Existem as chamadas tragédias de sublimação, onde a personagem consegue passar a herói ao superar todas as adversidades. Na lição de Aristóteles, uma tragédia (neste caso seria o gênero conhecido como tragédia grega) é composta por três partes: prólogo, episódio e êxodo. O prólogo antecede a entrada do e aporta a localização temporária da história. Os episódios mostram o diálogo entre as personagens (os atores) ou entre o coro e as personagens. Esta é a parte mais importante da história, já que manifesta o pensamento da personagem principal. O êxodo é a parte final da tragédia, onde o herói reconhece o seu erro e recebe o castigo divino. Afora, o gênero literário, pode chamar de tragédia a todo e qualquer evento da vida real que possa despertar emoções trágicas.

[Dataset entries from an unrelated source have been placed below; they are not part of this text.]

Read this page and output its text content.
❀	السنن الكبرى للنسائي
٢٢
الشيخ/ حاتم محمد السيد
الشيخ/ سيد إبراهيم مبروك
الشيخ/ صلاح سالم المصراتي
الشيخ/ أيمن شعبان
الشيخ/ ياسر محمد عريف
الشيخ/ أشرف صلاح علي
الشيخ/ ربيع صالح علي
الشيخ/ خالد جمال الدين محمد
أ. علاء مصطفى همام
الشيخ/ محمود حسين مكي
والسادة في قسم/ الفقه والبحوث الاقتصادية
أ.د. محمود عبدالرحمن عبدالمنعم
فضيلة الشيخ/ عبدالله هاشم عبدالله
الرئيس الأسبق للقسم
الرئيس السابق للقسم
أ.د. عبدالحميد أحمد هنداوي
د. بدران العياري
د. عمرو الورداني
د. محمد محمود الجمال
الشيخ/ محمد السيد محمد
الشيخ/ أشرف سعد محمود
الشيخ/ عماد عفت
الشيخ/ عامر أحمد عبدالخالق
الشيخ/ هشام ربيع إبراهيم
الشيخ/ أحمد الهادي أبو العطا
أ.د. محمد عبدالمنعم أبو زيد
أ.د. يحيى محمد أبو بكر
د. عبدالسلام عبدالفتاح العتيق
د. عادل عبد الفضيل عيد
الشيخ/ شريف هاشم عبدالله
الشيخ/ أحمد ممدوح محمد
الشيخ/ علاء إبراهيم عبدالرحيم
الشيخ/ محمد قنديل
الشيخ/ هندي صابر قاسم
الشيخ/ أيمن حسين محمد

A linguagem coloquial associa a tragédia com situações de grande dramatismo e dor. Uma tragédia pode ser uma catástrofe natural (inundações, seca, etc.), um crime passional ou um atentado com numerosas vítimas, um incêndio, uma queda de um avião, ataque terrorista, uma guerra civil, etc. Consultando o Manual de Registro de Tragédias no Brasil, cataloga-se: Massacre do Carandiru-outubro de 1992-São Paulo;111 mortos e 130 feridos. Explosão do Airbus da TAM-julho de 2007-São Paulo; 199 mortos. Incêndio do Edifício Joelma, fevereiro de 1974-São Paulo, 189 mortos e 300 feridos. Incêndio na Boate Kiss-janeiro de 2013-Santa Maria -RS, 242 mortos e 116 feridos. Incêndio do Gran Circus Americano, dezembro de 1961-Niterói-RJ, 503 mortos (2/3 crianças). Incêndio da Vila Socó-fevereiro de 1984-Cubatão-SP, 93 (número oficial) mortos ou 508 (não oficial).Temporal na Serra Fluminense-janeiro de 2011-Serra Fluminense (Teresóplis, Petropólis, Nova Friburgo e outras cidade, 900 mortos e 400 desaparecidos. Tragédia de Mariana, novembro de 2015, Mariana-MG, 18 mortos e 6 desaparecidos (maior acidente ambiental do Brasil). Queda de Avião da Lamia, novembro de 2016, Medellín-Colômbia,71 mortos e 6 feridos. (apesar de não ter sido no Brasil, ceifou a vida de vários brasileiros, (inclusive um time de futebol inteiro).Temos outras tragédias também, como a corrupção que, indiretamente mata muitas pessoas.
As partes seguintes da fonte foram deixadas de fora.